Balaban RS, Nemoto S, Finkel T. Mitochondria, oxidants, and aging. Cell. 2005 Feb 25;120(4):483-95. doi: 10.1016/j.cell.2005.02.001. PMID: 15734681.

Bell EL, Klimova TA, Eisenbart J, et al. The Qo site of the mitochondrial complex III is required for the transduction of hypoxic signaling via reactive oxygen species production. J Cell Biol. 2007;177(6):1029-1036. doi:10.1083/jcb.200609074

Abramov A.Y., Scorziello A., Duchen M.R. Three distinct mechanisms generate oxygen free radicals in neurons and contribute to cell death during anoxia and reoxygenation. J. Neurosci. 2007;27:1129–1138.

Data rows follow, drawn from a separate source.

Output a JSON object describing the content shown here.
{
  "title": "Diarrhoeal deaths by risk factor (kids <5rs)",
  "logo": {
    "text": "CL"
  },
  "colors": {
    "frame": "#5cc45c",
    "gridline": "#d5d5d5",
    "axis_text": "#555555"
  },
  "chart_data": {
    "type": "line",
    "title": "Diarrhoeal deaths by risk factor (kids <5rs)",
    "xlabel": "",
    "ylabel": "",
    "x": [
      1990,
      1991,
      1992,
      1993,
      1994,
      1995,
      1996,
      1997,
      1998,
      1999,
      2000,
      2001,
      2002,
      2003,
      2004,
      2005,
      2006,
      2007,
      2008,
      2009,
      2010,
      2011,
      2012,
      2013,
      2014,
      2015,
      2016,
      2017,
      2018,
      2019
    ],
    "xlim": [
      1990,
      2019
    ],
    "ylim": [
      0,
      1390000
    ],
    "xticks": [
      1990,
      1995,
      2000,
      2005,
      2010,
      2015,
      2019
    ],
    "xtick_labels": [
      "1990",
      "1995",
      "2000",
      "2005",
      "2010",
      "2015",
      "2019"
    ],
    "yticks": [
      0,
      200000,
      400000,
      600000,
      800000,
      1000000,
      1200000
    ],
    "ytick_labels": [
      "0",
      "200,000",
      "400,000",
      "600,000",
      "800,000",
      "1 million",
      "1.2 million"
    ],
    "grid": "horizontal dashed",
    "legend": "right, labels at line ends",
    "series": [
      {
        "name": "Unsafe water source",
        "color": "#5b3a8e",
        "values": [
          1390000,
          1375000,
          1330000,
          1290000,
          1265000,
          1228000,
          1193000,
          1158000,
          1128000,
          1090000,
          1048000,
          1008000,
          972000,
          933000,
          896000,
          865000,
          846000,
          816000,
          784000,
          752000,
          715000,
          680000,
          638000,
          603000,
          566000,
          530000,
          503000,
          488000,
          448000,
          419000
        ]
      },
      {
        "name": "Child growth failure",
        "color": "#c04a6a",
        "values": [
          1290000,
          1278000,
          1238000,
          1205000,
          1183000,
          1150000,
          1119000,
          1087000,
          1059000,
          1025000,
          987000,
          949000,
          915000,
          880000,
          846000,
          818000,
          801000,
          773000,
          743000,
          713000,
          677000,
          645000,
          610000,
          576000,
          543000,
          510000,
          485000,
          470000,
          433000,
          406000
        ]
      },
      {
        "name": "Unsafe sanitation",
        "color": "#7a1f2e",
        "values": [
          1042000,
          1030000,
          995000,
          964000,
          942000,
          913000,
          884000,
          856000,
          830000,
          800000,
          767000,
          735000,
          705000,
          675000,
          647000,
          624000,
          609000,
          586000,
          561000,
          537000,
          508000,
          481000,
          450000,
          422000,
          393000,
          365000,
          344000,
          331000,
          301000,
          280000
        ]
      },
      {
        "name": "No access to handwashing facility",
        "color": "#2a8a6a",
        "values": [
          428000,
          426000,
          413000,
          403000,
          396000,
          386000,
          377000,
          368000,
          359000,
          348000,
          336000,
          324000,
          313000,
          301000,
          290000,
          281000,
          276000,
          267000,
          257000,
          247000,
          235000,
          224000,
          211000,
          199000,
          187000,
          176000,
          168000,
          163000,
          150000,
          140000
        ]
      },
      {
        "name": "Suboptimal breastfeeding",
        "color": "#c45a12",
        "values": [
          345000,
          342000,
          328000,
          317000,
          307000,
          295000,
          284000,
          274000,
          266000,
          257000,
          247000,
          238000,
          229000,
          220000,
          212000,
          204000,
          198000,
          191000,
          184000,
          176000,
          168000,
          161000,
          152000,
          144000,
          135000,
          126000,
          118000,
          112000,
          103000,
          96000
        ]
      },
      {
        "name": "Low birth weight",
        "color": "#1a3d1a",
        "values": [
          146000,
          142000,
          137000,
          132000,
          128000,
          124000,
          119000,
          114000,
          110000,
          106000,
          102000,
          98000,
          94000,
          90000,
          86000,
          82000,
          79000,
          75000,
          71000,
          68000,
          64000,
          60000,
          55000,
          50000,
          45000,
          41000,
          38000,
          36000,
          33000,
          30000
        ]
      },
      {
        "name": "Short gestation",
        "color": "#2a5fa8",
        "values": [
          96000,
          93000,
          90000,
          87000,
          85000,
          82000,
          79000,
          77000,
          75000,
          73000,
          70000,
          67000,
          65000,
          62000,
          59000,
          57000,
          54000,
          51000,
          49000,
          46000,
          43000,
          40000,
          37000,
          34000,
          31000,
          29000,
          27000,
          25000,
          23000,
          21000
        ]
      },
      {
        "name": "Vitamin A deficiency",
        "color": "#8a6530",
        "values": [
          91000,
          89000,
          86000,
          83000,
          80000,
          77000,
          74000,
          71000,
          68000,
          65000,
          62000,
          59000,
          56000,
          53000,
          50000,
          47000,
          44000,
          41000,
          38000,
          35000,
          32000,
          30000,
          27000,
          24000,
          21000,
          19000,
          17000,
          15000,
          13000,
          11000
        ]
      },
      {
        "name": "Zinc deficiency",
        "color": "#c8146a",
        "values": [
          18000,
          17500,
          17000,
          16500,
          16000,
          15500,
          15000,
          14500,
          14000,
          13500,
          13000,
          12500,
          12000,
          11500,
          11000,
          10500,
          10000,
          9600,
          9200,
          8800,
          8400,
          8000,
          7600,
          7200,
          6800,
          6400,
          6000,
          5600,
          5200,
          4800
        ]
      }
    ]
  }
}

Turovskaya M.V., Gaidin S.G., Mal’tseva V.N., Zinchenko V.P., Turovsky E.A. Taxifolin protects neurons against ischemic injury in vitro via the activation of antioxidant systems and signal transduction pathways of GABAergic neurons. Mol. Cell. Neurosci. 2019;96:10–24.

Turovsky EA, Varlamova EG, Plotnikov EY. Mechanisms Underlying the Protective Effect of the Peroxiredoxin-6 Are Mediated via the Protection of Astrocytes during Ischemia/Reoxygenation. Int J Mol Sci. 2021;22(16):8805. doi: 10.3390/ijms22168805.

Round 2

Reviewer 1 Report

The authors addressed the comments of the previous review and improved the quality of the manuscript.

Reviewer 2 Report

Authors have addressed all my concerns. 

Reviewer 3 Report

The article has undergone a serious and very professional revision. I am satisfied with the current version of the article and recommend it for publication.